To the left of him, I see the weapon used to do so and like an idiot, I picked it up. I apply pressure to what I think is his only wound and try to get him to talk to me so that he would focus less on dying. I call for help and they arrive in less than 5 minutes. The police take a statement from me about what I saw, as well as a witness who I played little to no attention to because they were clearly homeless. I see the guy off into the ambulance, wipe my hands off onto my pants, and walk to my apartment. A couple of hours after a hot bath, I begin to doze off on the couch and notice a loud banging coming from my door. When I asked who before looking through the peephole, I see the officers from earlier and open the door, invitingly. To my surprise, the officers begin to read me my rights and handcuff me. Apparently, I was being arrested for the murder of the guy in the park because the homeless man identified me as the suspect.

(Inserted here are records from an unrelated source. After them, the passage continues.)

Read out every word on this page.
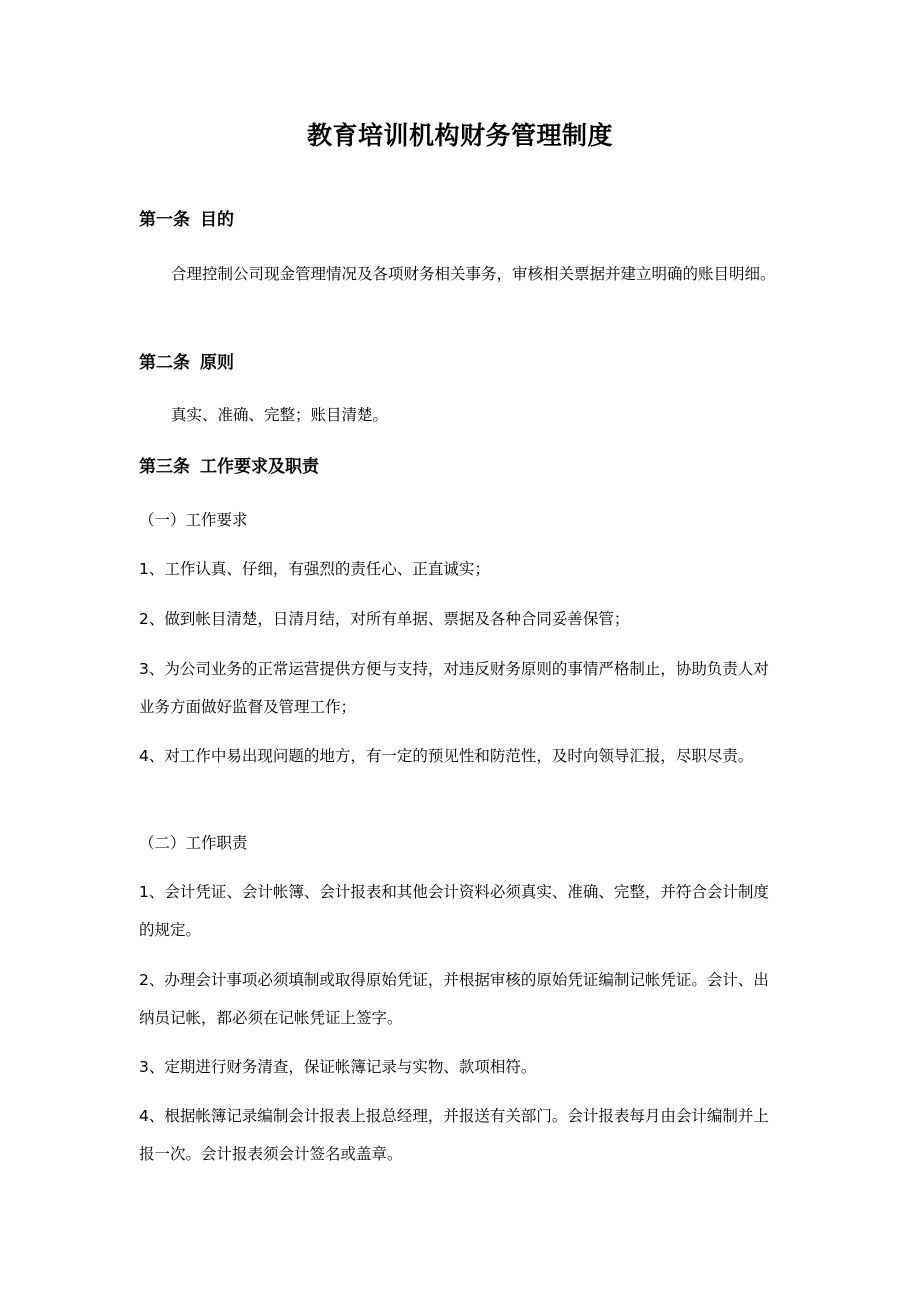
教育培训机构财务管理制度
第一条 目的
合理控制公司现金管理情况及各项财务相关事务，审核相关票据并建立明确的账目明细。
第二条 原则
真实、准确、完整；账目清楚。
第三条 工作要求及职责
（一）工作要求
1、工作认真、仔细，有强烈的责任心、正直诚实；
2、做到帐目清楚，日清月结，对所有单据、票据及各种合同妥善保管；
3、为公司业务的正常运营提供方便与支持，对违反财务原则的事情严格制止，协助负责人对业务方面做好监督及管理工作；
4、对工作中易出现问题的地方，有一定的预见性和防范性，及时向领导汇报，尽职尽责。
（二）工作职责
1、会计凭证、会计帐簿、会计报表和其他会计资料必须真实、准确、完整，并符合会计制度的规定。
2、办理会计事项必须填制或取得原始凭证，并根据审核的原始凭证编制记帐凭证。会计、出纳员记帐，都必须在记帐凭证上签字。
3、定期进行财务清查，保证帐簿记录与实物、款项相符。
4、根据帐簿记录编制会计报表上报总经理，并报送有关部门。会计报表每月由会计编制并上报一次。会计报表须会计签名或盖章。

The prints on the knife, the blood on my hands, the time I was seen in the park chasing them off, and the multiple times this same homeless guy saw me were all it took for them to process me and put me away. The evidence, as well as my name and face, were being plastered all over the news. Somehow, I was the real villain for "killing" some guy I didn't even know in the park that night. I knew and he knew that it was his lover, but since she ran off, I was hit with the charge, becoming a scorned side woman who killed him out of passion. I heard he had over a dozen wounds which made it a crime of passion. I maintained my innocence, but was still guilty before a jury of my peers. I'd then go on to spend the next 15 years of my life in prison before the knife-wielding lover came forward to clear me of my misery. It took 15 years before her conscience pushed her, to tell the truth. While I rotted in prison, she had already been married with three kids and I wasted my life away in a cell for something I didn't do. What a contrast our lives were. I was released from prison and given some hush money of about a quarter of a million dollars so that I wouldn't sell my story to the press.

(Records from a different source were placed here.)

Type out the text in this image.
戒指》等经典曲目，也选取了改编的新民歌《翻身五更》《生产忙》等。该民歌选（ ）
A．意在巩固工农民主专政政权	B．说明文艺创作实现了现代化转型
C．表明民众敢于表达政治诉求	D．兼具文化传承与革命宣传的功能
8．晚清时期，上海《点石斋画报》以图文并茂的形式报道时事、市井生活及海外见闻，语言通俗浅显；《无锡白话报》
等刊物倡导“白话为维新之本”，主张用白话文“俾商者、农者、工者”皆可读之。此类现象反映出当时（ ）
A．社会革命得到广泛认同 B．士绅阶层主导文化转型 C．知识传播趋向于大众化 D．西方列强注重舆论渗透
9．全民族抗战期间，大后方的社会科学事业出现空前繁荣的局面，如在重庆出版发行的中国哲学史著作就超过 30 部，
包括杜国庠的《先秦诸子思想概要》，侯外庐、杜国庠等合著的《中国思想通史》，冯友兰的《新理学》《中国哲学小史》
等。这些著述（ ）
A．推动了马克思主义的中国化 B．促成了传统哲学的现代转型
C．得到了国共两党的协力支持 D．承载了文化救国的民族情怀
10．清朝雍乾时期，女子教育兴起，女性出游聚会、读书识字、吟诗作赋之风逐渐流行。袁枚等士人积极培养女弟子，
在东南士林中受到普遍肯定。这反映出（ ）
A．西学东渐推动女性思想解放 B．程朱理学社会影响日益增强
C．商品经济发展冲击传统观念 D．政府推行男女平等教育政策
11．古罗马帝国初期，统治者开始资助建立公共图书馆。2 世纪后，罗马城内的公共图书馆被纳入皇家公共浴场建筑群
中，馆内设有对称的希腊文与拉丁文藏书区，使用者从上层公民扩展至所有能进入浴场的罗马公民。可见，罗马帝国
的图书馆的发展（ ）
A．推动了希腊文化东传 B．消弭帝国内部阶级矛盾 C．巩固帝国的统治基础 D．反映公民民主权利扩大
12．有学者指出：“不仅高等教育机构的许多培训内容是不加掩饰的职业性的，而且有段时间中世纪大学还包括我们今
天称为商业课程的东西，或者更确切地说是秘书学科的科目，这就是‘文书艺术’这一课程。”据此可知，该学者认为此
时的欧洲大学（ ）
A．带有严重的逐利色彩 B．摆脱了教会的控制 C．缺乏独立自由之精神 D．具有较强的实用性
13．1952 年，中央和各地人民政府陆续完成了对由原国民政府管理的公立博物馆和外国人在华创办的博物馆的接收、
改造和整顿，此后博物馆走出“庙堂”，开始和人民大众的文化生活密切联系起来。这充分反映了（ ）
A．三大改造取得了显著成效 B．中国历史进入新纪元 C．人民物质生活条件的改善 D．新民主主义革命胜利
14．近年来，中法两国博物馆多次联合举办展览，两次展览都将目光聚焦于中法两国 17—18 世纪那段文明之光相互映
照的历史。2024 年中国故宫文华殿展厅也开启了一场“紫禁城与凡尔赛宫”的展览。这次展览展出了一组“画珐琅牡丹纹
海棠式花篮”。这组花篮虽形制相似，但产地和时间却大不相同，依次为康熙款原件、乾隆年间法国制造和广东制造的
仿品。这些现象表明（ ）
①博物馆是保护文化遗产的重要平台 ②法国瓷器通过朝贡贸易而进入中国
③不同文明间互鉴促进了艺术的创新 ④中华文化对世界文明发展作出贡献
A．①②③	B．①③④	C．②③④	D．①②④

However, the money could pay for my silence, but it couldn't measure up to the years of my life lost to a failed system. I used the money to move to a remote area where no one knew my name, or former name. Yeah, I changed my name and appearance, leaving my old wasted life behind.
To much of a surprise, my only regret was getting that parking spot. If I'd still been searching, I wouldn't have found the time to catch a murder charge.